勝利しか許されない90分間を支えたのは3年生の意地と執念。太陽王子が背水の陣で掴んだ勝点3の価値 高円宮杯プレミアリーグEAST 柏レイソルU-18×横浜FCユースマッチレビュー
「我々が目標にしているところに届くには、勝点1でも全然ダメだったので、それに向かって『本当に絞り出せ』ということはずっと言っていた中で、最後は何人か倒れていましたけど、今年のチームのレイソルらしさは十分に発揮してくれたんじゃないかなと思います」
チームの指揮を任されている藤田優人監督は試合後、ほんの少しだけ胸を張って、選手たちの奮闘を称える。首位を快走する横浜FCユースとホームで対峙した一戦は、負ければリーグ優勝が大きく遠ざかるビッグマッチ。レイソルのエンブレムを背負った“太陽王子”の中でも、この日はアカデミーラストイヤーに懸けてきた3年生の意地が、ピッチの中で逞しく弾けた。
「もう本当に目標にしてきたものが、この首位相手に勝てないと一気になくなってしまうというゲームの中で、それは自分が言わなくても選手全員がわかっていたので、全員が『本当に勝ちたい』という気持ちで練習からやれていたと思います」
今シーズンのキャプテンを務める3年生の栗栖汰志は、この試合に向かう1週間のトレーニングの雰囲気をそう振り返る。前節終了時点で4位に付けていた柏レイソルU-18と、首位の横浜FCユースの間に横たわるポイント差は9。今節の直接対決の結果次第では、事実上の“終戦”を迎える可能性もあったため、選手たちはいつも以上に気合いを入れて、日々のトレーニングと向き合っていく。
「今週は練習でも結構調子が良くて、コンディションも良かったので、『ベンチに入るぞ』とは言われていて、いつでも行ける準備はしていました」。
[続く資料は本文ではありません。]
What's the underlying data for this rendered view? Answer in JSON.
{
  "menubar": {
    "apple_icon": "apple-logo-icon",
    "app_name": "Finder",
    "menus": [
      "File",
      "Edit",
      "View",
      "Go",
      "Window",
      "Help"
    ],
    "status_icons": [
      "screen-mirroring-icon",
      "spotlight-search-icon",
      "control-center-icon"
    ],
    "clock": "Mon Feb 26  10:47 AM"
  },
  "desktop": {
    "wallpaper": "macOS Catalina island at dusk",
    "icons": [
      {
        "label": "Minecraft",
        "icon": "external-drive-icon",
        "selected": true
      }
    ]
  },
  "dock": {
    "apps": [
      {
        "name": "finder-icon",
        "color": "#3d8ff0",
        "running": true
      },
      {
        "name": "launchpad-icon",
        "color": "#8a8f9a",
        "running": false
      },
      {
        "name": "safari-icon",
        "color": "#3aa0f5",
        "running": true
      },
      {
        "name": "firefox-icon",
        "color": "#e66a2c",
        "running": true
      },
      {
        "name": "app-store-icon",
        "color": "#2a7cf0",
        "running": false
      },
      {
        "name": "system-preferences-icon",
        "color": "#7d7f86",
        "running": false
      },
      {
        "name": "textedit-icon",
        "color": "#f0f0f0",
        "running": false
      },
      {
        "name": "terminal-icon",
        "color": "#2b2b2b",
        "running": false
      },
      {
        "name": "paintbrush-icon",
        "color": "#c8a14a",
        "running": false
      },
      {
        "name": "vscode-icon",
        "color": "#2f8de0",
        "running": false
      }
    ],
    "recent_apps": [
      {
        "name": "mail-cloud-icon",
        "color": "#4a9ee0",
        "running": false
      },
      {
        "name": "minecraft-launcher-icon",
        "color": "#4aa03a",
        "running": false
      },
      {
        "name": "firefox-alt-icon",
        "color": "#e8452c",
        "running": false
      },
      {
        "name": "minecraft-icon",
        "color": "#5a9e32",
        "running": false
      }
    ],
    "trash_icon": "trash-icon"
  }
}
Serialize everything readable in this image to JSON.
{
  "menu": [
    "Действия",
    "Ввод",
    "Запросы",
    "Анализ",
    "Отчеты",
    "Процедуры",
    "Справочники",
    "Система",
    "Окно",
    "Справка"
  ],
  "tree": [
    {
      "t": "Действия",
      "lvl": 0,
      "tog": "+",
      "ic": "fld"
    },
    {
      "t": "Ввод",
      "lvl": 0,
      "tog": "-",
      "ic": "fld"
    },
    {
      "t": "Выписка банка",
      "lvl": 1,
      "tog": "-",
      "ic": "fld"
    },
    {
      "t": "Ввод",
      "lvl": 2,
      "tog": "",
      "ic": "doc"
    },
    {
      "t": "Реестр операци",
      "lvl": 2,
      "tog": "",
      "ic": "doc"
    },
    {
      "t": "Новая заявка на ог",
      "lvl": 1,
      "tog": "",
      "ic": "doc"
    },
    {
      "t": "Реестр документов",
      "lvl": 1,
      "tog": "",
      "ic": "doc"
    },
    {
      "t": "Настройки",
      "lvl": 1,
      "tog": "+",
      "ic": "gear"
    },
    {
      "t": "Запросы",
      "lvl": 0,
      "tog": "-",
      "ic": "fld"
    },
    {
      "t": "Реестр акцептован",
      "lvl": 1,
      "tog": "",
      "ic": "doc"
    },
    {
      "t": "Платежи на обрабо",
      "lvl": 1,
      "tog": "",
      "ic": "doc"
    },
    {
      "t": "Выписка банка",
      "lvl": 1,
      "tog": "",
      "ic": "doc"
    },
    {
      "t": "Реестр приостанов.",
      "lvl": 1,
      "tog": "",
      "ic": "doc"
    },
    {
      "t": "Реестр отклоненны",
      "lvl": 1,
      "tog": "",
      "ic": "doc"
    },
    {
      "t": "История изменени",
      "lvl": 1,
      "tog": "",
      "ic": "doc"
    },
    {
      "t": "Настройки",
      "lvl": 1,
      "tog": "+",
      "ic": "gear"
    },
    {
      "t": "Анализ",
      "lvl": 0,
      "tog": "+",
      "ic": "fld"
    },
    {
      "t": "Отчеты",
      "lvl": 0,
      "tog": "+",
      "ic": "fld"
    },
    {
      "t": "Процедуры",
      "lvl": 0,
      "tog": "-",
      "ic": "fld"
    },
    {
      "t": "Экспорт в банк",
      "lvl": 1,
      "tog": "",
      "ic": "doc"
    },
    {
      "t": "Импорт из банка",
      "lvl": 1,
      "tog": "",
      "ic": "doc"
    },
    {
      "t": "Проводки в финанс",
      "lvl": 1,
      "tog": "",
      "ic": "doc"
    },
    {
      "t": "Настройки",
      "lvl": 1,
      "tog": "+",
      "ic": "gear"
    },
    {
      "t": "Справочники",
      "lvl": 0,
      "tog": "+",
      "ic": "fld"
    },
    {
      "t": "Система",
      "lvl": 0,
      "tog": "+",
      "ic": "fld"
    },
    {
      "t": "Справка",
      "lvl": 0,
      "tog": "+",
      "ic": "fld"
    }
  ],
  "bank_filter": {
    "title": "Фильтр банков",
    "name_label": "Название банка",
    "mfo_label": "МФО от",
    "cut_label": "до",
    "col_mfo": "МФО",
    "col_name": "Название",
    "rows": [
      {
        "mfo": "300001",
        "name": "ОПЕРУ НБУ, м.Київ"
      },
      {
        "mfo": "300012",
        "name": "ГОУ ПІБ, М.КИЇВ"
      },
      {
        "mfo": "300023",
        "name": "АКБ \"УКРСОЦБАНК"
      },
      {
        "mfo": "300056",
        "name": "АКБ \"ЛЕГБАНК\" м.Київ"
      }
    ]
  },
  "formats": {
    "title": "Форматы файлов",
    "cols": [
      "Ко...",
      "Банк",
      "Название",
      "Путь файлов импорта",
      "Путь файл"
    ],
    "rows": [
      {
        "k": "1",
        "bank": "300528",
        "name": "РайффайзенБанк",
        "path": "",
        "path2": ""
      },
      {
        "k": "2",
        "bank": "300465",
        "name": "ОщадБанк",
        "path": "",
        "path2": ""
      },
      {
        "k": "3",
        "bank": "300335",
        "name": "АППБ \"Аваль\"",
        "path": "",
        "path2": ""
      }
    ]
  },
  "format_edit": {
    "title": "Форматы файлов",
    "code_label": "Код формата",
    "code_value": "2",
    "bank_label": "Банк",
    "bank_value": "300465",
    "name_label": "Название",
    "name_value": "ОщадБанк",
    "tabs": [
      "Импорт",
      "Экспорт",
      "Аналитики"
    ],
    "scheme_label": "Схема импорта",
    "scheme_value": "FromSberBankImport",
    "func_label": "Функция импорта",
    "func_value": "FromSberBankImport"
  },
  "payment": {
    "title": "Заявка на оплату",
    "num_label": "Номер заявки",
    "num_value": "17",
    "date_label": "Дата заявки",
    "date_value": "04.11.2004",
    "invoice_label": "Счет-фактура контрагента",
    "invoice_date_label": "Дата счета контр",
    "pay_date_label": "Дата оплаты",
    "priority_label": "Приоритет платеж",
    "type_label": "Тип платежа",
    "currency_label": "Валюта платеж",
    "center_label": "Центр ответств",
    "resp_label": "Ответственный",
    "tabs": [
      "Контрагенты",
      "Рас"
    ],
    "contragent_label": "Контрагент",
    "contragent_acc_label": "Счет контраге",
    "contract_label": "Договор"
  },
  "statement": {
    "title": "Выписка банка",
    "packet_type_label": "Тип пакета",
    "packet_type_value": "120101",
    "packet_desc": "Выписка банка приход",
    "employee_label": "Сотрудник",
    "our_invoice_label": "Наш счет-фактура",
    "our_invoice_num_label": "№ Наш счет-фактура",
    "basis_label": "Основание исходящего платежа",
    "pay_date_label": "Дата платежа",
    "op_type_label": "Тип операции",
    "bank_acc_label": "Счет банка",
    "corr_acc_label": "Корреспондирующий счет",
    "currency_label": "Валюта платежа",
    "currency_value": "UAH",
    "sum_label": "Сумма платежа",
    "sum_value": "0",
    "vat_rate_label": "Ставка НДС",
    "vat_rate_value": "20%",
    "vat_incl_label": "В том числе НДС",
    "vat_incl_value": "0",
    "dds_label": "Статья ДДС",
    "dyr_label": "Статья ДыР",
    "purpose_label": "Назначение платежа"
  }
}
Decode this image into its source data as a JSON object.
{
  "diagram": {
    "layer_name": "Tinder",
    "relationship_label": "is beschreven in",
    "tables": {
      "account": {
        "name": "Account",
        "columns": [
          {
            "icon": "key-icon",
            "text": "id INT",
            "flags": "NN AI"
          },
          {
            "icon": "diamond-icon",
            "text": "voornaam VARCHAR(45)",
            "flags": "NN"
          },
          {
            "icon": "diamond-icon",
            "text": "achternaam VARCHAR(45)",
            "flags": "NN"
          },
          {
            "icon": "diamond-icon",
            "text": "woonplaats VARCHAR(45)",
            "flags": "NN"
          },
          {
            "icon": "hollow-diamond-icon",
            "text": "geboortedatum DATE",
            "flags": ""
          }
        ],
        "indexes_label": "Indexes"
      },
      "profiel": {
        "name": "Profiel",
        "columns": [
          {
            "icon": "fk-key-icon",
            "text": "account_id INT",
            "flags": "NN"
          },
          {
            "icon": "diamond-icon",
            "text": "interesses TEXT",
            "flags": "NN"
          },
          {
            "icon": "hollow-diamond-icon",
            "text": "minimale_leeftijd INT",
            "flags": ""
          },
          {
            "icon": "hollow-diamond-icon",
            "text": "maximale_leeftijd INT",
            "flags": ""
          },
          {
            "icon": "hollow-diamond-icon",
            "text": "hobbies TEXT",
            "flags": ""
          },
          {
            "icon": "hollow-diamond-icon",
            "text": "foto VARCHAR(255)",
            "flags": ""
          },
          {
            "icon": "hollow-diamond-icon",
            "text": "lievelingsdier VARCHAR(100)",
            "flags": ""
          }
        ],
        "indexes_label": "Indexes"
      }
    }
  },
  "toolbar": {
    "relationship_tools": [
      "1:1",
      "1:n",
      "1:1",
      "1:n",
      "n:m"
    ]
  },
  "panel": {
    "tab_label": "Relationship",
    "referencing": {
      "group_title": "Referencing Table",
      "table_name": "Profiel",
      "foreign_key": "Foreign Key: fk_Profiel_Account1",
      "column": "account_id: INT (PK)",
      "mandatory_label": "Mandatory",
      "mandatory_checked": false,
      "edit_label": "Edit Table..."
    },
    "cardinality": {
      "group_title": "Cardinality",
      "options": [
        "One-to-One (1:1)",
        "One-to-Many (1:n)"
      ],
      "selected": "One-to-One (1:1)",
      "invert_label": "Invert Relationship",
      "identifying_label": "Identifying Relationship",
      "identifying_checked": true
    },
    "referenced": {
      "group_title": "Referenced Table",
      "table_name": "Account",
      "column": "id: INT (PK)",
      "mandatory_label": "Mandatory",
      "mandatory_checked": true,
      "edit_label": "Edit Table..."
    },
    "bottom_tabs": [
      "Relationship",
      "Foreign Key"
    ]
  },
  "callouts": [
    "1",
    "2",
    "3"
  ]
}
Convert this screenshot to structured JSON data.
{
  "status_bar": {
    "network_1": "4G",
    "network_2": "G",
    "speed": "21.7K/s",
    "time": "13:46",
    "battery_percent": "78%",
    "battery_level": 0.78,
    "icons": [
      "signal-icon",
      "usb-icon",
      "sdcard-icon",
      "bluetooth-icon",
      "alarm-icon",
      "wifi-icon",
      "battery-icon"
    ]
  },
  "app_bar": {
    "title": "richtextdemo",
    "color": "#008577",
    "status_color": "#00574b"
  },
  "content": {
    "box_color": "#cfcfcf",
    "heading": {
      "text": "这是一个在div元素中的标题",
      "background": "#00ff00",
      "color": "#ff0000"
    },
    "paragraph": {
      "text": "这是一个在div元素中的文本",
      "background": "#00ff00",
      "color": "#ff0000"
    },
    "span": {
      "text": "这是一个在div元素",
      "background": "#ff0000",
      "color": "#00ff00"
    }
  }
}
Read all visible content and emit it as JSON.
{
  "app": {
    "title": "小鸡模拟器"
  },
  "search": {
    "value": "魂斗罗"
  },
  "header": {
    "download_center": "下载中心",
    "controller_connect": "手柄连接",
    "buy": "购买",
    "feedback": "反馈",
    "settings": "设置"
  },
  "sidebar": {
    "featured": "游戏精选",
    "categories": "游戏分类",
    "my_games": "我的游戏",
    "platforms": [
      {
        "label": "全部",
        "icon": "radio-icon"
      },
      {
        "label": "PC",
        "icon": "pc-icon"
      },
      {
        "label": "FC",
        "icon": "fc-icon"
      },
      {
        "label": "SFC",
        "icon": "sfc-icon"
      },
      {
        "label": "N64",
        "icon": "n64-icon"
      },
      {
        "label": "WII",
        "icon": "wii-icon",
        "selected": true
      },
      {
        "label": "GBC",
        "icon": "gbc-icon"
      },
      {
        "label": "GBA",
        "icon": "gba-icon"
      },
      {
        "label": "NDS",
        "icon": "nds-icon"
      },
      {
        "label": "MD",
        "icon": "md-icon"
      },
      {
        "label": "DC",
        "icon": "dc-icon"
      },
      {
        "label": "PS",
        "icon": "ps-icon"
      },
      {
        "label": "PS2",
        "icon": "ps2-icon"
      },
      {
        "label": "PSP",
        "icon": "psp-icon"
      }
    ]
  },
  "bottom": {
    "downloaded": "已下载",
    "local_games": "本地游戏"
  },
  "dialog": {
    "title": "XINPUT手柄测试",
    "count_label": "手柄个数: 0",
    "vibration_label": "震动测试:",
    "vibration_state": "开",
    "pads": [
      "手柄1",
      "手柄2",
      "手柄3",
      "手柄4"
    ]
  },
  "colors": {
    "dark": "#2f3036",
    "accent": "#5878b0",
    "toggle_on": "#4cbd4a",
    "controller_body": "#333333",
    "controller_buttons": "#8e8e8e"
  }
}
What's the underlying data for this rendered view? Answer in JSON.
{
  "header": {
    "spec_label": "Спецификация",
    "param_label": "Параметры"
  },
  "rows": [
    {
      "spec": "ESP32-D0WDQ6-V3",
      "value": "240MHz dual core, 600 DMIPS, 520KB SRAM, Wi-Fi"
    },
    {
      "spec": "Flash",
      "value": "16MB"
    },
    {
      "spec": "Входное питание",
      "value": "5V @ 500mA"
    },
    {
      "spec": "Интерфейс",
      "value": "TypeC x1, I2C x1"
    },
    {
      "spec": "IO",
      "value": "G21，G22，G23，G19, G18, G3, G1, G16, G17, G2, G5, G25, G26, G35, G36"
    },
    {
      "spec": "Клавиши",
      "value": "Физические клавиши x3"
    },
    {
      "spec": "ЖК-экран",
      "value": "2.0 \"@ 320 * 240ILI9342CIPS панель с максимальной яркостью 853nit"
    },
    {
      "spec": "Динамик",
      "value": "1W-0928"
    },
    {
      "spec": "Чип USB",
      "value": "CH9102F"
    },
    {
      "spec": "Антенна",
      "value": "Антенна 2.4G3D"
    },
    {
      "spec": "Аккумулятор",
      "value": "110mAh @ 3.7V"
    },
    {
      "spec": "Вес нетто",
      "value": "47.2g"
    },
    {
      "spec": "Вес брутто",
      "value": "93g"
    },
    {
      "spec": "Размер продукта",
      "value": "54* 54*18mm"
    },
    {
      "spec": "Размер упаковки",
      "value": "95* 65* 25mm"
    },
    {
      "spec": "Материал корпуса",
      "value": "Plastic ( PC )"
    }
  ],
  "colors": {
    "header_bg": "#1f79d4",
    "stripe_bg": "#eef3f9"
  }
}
後半戦はまだリーグ戦の出番がなかった3年生の石津一輝は、自分にできる最大限の準備を整えていた。開幕戦には後半から登場し、第3節のFC東京U-18戦でもやはり後半に途中投入されたものの、以降の主戦場はBチームが戦う県リーグに。久々にベンチ入りした2週間前の市立船橋高校戦でも最後まで出場機会は訪れなかったが、再びモチベーションを立て直し、この日の試合に挑む18人の枠を勝ち獲っていた。